Omar e i suoi fratelli

 

Un ragazzino egiziano, la sua disperata ricerca di un contatto e la sua personale vittoria sull’indifferenza della grande metropoli         

  

Omar viene dall’Egitto, è l’ultimo di una famiglia numerosa. I suoi fratelli sono tutti grandi, forti e decisi ad imporre la loro virilità, lui è un piccolo scricciolo che cerca di farsi largo tra le difficoltà di questa Milano multietnica, ma qualche volta troppo distratta.

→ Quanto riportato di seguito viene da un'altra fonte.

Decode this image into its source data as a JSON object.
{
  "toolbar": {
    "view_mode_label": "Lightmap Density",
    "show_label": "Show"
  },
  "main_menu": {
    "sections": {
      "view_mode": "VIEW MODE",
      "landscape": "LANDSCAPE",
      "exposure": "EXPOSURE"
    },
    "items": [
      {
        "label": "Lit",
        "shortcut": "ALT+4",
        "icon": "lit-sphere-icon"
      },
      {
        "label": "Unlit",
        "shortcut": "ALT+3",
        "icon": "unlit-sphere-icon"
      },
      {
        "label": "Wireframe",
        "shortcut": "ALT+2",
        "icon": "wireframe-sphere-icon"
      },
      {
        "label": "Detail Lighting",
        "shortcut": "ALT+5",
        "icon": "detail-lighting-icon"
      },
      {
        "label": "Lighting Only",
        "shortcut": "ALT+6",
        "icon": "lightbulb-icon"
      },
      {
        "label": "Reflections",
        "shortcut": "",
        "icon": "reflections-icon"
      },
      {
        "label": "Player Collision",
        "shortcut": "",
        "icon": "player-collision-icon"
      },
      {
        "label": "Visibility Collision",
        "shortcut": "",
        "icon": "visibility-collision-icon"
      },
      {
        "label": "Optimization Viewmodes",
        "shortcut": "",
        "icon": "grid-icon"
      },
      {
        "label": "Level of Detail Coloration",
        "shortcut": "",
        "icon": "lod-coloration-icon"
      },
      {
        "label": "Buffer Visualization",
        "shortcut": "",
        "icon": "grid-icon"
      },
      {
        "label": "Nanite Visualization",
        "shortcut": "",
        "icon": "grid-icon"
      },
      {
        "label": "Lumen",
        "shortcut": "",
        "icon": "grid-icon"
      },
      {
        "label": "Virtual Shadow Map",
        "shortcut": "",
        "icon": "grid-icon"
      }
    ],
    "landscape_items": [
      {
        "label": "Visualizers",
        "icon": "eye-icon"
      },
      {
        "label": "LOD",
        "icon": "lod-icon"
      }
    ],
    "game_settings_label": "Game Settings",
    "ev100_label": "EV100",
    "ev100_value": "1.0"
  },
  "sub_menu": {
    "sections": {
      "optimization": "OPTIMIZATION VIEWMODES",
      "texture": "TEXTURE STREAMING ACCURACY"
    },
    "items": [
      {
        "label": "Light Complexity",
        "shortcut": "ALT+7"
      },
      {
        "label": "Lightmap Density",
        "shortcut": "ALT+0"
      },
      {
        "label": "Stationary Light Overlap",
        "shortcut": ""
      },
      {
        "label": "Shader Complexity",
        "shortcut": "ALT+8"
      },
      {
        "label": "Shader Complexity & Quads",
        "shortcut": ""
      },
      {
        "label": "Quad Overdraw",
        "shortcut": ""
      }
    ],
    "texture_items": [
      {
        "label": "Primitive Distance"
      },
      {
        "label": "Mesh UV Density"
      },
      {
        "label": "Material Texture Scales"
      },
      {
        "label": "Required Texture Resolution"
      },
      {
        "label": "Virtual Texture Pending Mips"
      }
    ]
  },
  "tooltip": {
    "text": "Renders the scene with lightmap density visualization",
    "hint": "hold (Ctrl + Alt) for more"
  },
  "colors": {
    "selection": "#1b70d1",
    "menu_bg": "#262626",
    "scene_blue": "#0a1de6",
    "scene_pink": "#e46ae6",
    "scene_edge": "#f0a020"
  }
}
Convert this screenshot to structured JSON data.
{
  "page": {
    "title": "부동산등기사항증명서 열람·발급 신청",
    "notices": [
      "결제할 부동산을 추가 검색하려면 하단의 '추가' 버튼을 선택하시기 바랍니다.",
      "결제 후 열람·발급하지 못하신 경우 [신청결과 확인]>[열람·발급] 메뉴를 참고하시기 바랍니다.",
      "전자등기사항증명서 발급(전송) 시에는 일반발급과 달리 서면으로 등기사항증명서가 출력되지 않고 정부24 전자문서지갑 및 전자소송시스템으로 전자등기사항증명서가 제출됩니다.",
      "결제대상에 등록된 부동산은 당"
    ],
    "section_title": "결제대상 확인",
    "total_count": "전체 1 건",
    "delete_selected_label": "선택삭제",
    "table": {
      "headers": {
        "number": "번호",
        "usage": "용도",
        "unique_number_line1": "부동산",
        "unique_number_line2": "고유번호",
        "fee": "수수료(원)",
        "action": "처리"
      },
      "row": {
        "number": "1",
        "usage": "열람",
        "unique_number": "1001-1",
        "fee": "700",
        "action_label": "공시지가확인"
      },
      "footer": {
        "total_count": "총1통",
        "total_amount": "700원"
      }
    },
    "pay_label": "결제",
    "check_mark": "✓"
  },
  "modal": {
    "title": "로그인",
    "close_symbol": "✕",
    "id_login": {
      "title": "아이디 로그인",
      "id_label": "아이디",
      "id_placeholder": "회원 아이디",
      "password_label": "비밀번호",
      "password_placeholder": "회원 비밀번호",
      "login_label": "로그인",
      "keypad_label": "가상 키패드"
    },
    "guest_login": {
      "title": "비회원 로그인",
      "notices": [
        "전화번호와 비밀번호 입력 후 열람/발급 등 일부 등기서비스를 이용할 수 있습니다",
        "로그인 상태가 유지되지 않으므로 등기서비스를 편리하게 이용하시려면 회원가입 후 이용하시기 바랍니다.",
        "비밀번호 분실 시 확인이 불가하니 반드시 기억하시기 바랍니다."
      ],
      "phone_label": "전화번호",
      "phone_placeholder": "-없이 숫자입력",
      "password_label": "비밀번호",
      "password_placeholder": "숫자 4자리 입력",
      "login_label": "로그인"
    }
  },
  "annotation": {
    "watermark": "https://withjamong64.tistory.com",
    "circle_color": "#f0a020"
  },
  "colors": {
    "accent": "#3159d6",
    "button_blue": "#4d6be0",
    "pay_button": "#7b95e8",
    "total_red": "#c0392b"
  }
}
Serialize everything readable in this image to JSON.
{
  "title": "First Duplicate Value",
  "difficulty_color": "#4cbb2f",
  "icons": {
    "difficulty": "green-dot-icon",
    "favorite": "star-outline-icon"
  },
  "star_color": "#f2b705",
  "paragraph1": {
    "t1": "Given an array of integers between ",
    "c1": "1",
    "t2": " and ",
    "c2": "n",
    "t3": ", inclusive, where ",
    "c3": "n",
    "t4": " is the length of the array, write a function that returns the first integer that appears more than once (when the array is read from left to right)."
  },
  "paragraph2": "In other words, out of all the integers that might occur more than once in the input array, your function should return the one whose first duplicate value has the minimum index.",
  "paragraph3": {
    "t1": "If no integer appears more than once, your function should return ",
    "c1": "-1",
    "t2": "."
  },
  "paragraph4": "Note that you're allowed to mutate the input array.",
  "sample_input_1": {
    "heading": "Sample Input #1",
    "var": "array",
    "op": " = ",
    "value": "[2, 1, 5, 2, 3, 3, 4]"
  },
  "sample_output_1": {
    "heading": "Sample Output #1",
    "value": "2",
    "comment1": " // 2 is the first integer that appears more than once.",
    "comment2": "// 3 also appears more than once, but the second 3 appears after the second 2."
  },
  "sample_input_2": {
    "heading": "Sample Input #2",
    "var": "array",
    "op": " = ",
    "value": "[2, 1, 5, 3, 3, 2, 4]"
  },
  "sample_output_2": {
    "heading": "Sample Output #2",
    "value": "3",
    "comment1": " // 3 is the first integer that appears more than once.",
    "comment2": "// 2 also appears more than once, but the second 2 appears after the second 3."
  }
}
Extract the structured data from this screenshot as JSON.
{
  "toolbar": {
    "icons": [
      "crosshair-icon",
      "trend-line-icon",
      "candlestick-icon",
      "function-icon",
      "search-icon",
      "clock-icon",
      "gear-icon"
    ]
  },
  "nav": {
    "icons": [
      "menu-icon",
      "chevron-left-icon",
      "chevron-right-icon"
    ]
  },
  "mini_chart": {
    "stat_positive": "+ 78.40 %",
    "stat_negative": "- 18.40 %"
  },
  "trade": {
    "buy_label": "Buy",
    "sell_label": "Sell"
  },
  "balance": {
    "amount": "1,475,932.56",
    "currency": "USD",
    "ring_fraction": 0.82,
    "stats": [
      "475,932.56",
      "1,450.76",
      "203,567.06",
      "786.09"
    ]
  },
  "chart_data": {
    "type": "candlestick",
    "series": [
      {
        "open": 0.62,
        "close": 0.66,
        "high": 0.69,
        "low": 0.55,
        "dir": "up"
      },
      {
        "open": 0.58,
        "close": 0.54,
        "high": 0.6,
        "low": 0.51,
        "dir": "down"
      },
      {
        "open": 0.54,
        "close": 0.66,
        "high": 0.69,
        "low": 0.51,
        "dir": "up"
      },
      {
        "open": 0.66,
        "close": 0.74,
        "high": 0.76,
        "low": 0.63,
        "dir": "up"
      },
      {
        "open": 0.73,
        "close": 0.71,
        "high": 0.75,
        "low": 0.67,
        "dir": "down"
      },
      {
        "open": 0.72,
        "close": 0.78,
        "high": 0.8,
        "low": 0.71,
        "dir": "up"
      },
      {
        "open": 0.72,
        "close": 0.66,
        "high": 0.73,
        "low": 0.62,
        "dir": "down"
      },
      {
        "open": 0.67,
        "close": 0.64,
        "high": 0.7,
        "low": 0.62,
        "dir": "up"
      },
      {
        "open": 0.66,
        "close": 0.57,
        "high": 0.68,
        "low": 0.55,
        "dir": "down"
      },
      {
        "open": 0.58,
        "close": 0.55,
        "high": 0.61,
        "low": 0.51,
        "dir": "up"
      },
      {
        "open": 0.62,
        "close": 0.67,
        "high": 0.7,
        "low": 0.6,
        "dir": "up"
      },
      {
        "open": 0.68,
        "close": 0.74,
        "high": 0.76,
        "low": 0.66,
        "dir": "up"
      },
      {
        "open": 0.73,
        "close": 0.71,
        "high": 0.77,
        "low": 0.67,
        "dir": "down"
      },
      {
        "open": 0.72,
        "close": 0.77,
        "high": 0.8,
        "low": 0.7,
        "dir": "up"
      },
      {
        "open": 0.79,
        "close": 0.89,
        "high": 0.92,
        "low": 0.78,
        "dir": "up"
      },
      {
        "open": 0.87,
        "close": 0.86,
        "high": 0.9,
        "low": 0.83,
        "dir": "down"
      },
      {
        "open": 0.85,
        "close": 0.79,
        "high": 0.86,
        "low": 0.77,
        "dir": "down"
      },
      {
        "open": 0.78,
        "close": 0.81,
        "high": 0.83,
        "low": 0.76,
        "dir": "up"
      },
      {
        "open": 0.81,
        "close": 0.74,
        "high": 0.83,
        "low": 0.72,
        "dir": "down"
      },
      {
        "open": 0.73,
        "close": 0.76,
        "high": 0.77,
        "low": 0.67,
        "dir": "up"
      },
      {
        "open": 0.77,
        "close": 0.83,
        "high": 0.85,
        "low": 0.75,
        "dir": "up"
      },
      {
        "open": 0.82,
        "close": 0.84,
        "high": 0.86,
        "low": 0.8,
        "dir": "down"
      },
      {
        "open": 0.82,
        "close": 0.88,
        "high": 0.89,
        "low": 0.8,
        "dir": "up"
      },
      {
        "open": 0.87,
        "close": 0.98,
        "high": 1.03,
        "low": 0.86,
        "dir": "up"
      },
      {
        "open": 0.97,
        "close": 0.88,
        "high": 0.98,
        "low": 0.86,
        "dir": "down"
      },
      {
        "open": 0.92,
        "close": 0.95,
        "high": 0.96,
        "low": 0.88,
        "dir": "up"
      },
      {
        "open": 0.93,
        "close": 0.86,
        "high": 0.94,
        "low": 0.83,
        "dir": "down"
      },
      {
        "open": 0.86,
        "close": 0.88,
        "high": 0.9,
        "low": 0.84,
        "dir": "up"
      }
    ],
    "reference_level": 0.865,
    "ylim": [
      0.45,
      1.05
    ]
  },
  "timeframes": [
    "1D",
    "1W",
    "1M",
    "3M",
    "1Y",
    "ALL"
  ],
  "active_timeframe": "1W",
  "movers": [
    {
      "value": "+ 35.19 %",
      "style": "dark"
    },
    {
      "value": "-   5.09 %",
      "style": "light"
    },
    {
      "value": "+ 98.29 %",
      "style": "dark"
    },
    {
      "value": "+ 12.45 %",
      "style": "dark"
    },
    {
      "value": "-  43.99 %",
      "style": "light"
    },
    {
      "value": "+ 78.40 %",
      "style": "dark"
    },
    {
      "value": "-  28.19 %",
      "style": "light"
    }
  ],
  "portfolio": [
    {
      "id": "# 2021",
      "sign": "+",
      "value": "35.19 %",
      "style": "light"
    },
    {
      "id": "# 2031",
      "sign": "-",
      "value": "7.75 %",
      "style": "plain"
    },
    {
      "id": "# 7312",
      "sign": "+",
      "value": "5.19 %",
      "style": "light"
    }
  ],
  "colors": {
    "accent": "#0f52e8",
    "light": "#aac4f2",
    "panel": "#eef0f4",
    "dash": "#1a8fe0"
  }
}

  A scuola non se la cava tanto bene e per ogni brutto voto lo attendono, a casa, le botte di un  padre reso cieco dal lato più bieco della tradizione che gli impedisce di accettare la gentilezza e la dolcezza in un futuro uomo, tanto meno le defaillance scolastiche. Del resto lui è giunto in Italia quindici anni fa, con grandi sacrifici è riuscito ad avviare con successo una piccola azienda famigliare, ma non ha un briciolo di sensibilità  per sospettare che forse il figlio minore abbia una qualche difficoltà. No, ciò non è ammissibile, le cinghiate hanno fatto crescere gli altri figli perciò faranno, per pedagogica conseguenza, crescere anche Omar. La mamma non può che tacere e sottomettersi all’autorità patriarcale.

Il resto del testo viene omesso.